I wrote my first Perl poem when I had finished my thesis and was waiting for the final defense. It is the back side of my acknowledgments page. Not only is it a poem, it is a functioning Perl program, producing output text. Unfortunately Perl version 5 changed a bit and it is no longer functioning with commonly available Perl interpreters.
This poem was published again in 2013 in Volume 5, Number 3 of the American Journal of Play, in the article 01010000 01001100 01000001 01011001: Play Elements in Computer Programming by Samantha Breslin.

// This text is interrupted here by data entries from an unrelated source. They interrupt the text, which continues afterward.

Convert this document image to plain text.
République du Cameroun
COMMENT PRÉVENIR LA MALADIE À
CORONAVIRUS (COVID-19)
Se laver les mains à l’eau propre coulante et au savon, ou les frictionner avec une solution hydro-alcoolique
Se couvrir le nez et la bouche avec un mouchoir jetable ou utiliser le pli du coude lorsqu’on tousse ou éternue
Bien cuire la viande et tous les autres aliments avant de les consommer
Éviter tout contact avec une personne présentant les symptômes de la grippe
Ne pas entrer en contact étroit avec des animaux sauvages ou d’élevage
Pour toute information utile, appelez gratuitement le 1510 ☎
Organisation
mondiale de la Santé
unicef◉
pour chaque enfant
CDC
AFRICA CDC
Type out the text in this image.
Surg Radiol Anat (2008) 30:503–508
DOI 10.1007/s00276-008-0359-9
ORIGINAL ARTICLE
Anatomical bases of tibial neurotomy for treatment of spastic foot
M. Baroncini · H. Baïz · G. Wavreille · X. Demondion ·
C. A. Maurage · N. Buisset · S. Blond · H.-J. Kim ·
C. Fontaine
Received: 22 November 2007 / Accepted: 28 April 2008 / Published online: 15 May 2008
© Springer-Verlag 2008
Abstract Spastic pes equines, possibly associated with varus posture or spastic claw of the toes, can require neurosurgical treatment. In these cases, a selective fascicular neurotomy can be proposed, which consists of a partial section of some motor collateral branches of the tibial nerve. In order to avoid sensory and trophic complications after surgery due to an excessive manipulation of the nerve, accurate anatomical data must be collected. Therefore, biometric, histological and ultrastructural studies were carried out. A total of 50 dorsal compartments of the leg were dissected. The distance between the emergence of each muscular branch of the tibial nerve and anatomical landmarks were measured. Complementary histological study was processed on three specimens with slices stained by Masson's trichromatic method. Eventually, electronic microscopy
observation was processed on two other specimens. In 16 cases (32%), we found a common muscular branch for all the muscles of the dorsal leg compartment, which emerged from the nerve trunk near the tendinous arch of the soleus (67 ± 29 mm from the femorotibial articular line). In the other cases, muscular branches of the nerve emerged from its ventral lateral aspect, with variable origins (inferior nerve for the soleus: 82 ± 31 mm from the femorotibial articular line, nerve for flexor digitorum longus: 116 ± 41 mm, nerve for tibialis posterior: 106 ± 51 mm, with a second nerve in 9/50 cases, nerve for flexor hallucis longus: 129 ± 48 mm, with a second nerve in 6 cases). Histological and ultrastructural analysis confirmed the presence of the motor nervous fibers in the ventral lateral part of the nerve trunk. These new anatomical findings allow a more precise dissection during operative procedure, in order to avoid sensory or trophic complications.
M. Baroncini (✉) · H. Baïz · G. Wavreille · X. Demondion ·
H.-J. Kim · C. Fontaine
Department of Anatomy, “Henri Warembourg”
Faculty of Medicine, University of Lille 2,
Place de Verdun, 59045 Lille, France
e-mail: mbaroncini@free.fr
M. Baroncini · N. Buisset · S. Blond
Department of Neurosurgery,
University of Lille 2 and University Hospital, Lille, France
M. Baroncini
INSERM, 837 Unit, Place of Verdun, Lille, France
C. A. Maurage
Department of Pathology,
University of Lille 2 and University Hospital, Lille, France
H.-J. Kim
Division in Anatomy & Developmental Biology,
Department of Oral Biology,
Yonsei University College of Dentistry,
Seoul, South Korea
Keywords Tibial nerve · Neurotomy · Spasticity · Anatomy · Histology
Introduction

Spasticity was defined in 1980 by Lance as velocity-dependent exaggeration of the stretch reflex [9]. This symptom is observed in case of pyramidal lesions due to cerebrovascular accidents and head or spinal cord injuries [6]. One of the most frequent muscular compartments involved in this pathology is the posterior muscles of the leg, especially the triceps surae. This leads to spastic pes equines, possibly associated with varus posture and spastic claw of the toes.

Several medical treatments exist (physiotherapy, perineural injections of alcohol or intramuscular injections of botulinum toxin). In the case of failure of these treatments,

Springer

Another was written for “Camels and Needles: Computer Poetry Meets the Perl Programming Language” by Sharon Hopkins, presented at the 1992 Usenix Winter Technical Conference and published in its proceedings, available from the author at http://www.shroop.net/sharon/perlpoetrypaper.pdf (reprinted in The Perl Review Volume 0 Issue 1 (March 2002) though errors were introduced in that printing). As she says, these are “human-readable creative writings in an existing computer language” and which is “poetry that not only has meaning in itself, but can also be successfully executed by a computer.”
It is an interesting form; Sonnets, haiku, limericks, etc. all force a structure or pattern to the poem. Here, a wide range of word counts and patterns is allowable, but the constraints are that it be executable and that the output also be significant. There is a further aesthetic goal that the use of non-operational free-form statements should be minimized, and that the non-textual elements should be visually deemphasized to leave as readable a text as possible.
The latest was written for Süddeutsche Zeitung Magazin in Spring 2010.